Daniel returns The Shadow of the Wind to the Cemetery of Forgotten Books, six years after he first entered. It smells like death, and he remembers that the doorknocker is a demon’s head. Isaac, the library’s caretaker, lets Daniel in and tells him that he will tell Daniel what he knows about Julián Carax, while Daniel warms and dries himself in his office.

Chapter 10 Summary

Daniel learns new information about Julián Carax from Isaac. Julián’s mother was a French music teacher, and Carax lived in Paris from about age nineteen or 20. Isaac was friends with the publisher of Carax’s novels, Tony Cabestany. Between 1928 and 1936, Cabestany published eight of Carax’s novels, even though the most successful novel sold only about ninety copies. When Cabestany died, his sons took over the business. A man calling himself Laín Coubert offers three times the market value for all of Julián Carax’s remaining stock of novels. The son asks for more than Coubert was offering, and Coubert withdraws his offer. Later that night, the building containing the remaining publishers’ stock burns to the ground.

All but a single copy of each Carax novel are lost. Nuria Monfort, Isaac’s daughter, worked for Cabestany as his secretary. Acting on her intuition, she removed a copy of each novel from the publisher’s office. She brought them to her father at the Cemetery of Forgotten Books, where Daniel found The Shadow of the Wind so many years later.

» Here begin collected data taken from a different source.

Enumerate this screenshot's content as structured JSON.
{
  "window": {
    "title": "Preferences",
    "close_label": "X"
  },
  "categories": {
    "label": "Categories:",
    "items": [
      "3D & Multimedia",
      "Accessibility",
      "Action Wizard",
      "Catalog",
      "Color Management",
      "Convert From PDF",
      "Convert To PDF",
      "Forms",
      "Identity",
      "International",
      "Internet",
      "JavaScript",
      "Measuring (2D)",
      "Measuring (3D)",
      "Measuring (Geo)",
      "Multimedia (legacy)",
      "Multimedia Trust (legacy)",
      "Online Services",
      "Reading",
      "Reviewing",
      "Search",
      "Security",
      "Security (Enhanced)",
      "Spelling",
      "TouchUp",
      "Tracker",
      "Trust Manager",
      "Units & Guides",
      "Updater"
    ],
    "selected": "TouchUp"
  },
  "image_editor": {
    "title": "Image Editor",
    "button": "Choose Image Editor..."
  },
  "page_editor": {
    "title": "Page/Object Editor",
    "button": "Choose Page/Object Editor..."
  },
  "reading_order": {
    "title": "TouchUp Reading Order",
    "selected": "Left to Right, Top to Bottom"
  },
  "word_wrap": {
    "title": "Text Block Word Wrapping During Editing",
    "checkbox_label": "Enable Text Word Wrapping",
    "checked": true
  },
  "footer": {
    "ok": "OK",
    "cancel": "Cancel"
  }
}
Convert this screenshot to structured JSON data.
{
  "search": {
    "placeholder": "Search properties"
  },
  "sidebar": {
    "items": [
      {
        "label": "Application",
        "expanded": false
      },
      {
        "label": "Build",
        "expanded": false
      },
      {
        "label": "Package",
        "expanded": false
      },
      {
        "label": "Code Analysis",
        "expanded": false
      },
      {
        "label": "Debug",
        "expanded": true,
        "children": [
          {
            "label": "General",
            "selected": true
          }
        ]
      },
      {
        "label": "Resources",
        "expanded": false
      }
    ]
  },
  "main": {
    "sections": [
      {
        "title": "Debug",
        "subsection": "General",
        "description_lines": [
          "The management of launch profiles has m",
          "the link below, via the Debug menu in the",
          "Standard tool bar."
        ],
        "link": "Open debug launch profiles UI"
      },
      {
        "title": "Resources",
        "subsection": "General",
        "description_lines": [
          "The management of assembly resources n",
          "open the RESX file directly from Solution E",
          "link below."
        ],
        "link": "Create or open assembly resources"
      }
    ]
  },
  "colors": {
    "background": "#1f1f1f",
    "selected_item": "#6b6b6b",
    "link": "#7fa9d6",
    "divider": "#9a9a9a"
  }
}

Nuria hid the books in the Cemetery of Forgotten Books, saying that when she found Julián Carax she would return for the books. To the current date, she has not found Carax nor returned for the hidden books. Though father and daughter are estranged, with Isaac hinting that Nuria—beautiful and mysterious—has broken his heart, Isaac tells Daniel that his fatherly intuition was that Nuria, who travelled on publishing business to Paris, met and fell in love with Julián Carax. Currently married to Miquel Moliner, a journalist, Nuria now works as an Italian and French translator. Daniel wants to talk to Nuria to get more information on Julián Carax, so Isaac gives him her address.

Daniel hides The Shadow of the Wind in the library, marking his way through the labyrinth so that he can find the book later.

Daniel returns home, where his father is waiting up for him. His father asks him to open his present. It is the magnificent fountain pen, with Daniel’s name and the date, 1950, on the gold clip. Father and son hug one another, once again in harmony with one another.

Part 3 Analysis

This section marks Daniel’s adolescence and his growth from an idealistic, easily manipulated, and foolish romantic into a more wise and worldly young adult, through the events occurring on his sixteenth birthday. He comes to understand that though he might hold others in high regard, such as Don Barceló and Clara, they do not return the same feelings.